When a gridlocked Congress shuttered vast sections of the federal government on Oct. 1 and furloughed 800,000 workers, its decision touched tourists in unexpected ways, from abruptly canceling a camping trip in a national park to foiling a destination wedding. It drained visitors from popular attractions, causing hotel occupancy rates to plummet and hurting other travel-related businesses.
Along the way, many travelers have discovered the important — and often underappreciated — part that the federal government plays in travel.
Without the government, they learned, some of the most interesting parts of the travel industry simply wouldn’t exist. “People haven’t been as aware of the government’s role in travel,” says Joshua Huder, a senior fellow at Georgetown University’s Government Affairs Institute.
On paper, the shutdown didn’t look like much, at least from a travel point of view. Both federal Transportation Security Administration screeners and air traffic controllers remained on the job. America’s embassies and consulates stayed open, and passport applications were still being processed.
But in practice, it turned out to be a significant event. Travelers were unprepared for the closing of America’s 401 national parks, which included all monuments along the Mall, the Smithsonian museums and the National Zoo. “People wanted to know, ‘What does any of this have to do with the issues in Washington?’ ” says John Reynolds, a former deputy director of the National Park Service. “The answer is: ‘It has absolutely nothing to do with it.’ They were absolutely appalled.”

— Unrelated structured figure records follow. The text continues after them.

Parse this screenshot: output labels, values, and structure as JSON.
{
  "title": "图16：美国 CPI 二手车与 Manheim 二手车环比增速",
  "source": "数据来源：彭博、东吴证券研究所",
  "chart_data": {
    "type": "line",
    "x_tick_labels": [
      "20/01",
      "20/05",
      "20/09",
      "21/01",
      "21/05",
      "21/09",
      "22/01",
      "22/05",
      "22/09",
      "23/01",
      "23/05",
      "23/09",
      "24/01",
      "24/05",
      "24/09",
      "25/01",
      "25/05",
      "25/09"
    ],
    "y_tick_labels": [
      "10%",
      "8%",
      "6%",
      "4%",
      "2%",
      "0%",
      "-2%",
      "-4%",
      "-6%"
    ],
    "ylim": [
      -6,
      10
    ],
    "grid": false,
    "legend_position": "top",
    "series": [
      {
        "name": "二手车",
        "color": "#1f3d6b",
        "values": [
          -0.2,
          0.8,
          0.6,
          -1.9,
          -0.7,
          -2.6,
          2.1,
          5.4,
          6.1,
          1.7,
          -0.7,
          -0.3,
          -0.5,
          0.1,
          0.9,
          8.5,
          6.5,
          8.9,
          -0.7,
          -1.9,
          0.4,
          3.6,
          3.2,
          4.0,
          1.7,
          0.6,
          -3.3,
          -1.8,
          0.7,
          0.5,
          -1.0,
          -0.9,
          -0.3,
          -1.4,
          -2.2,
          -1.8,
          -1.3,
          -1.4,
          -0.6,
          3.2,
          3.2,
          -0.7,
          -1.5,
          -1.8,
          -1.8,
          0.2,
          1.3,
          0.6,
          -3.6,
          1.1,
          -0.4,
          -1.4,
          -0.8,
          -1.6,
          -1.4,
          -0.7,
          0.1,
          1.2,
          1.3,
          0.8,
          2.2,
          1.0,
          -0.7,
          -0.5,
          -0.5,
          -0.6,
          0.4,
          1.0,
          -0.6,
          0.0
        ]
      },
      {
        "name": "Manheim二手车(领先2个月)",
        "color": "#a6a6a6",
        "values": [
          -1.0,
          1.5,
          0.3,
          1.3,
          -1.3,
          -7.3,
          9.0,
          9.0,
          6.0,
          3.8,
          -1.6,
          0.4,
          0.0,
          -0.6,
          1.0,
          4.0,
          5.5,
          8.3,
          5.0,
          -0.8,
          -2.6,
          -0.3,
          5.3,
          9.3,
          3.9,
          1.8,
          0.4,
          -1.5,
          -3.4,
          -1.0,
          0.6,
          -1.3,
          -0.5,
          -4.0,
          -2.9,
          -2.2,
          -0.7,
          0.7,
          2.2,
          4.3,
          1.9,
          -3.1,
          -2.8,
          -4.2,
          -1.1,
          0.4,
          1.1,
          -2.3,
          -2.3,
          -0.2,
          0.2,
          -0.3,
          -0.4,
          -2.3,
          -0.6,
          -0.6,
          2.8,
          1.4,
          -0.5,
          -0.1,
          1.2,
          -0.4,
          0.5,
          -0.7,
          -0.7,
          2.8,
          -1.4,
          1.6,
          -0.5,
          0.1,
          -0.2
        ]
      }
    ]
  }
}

Count Kristy Michael among them. She was camping in Grand Teton National Park on Oct. 2 when a park ranger at Gros Ventre Campground ordered her and her husband to pack up their Airstream and leave the facility within 48 hours, a day earlier than planned. “Our original plan was to head south from Grand Teton and visit Arches, Bryce Canyon and Zion National Parks in southern Utah,” she adds. “Of course, with the shutdown that won’t be happening.”
This is possibly the worst time of year to close a national park, particularly in the western United States. “Because temperatures here in the desert are starting to cool down, this time of year is incredibly important to us,” says Robert Richardson, who runs a recreational gear review site in Las Vegas. “To have these parks close during the peak of the season is devastating to our tourism industry.”
Making matters worse, the National Park Service has threatened anyone entering any of the national parks or national wildlife refuges with a $5,000 fine and jail time of up to six months, an action that Richardson called “absurd.” As of early last week, 21 people have reportedly been issued citations for entering Grand Canyon National Park.
The effects are also being felt closer to the capital, where many of the city’s popular museums went dark. Marcy Schackne, a vice president for a luggage company in Fort Lauderdale, Fla., had plans to fly to Washington later this month for a wedding but has already canceled her museum visits. “Nothing is open,” she said. The happy couple was planning to get hitched in the District, but Schackne fears that the closings could force them to change their wedding plans, too.
Across the Potomac in Arlington, the combined effects of a slump in tourism and canceled trips related to the government shutdown has resulted in up to a 50 percent drop in hotel revenue, according to Cara O’Donnell, a spokeswoman for Arlington Economic Development. “It’s a mix of meetings of government business and contractor events that are being canceled, school groups and leisure travel,” she says. “It’s really hurting us.”
Travelers, meanwhile, are quick to blame their travel problems on the shutdown, even when the connection is tenuous at best. Don Fairley, a retired marketing executive from Long Beach, Calif., says that he endured a 1½-hour wait at customs in Houston after flying in from Frankfurt, Germany, last week. “It was a total mess,” he says.
Helene Ward and her husband were returning to Washington Dulles International Airport from Athens on Oct. 2 when they were met with “inordinately long lines” at customs. Ward believes that their two-hour delay was a direct result of the shutdown, even though customs officers aren’t supposed to be affected by the furloughs. “There was only one customs officer,” she remembers. “It was bad enough for Americans to see how dysfunctional our government is, but shameful for foreigners to see us at our worst.”
While these problems, both real and imagined, may pale in comparison with the disaster that some predict will occur if the U.S. government defaults on its debt — a possible result of the legislative brinksmanship — I can’t help adding my own tale of woe. I’m scheduled to start a three-week tour of America’s western national parks, including Yellowstone and Grand Teton, on Monday. Even if all the parks reopen, Reynolds says that it will take weeks for them to be fully up and running smoothly.
I don’t know how to break it to my kids, ages 6, 8 and 11. Maybe I should start by telling them a little bit about how our government works — or doesn’t work.
There’s no substitute for a closed museum or park. You can’t replace a visit to the South Rim of the Grand Canyon, because there’s nothing on Earth like it. Thanks to the closings, our trip, and many others, could end in disappointment.
Perhaps the only real solution is to let Congress know how unhappy you are about your foiled travel plans. An e-mail or phone call would do the trick, but experts agree that the best opportunity to express your disapproval may be at the ballot box.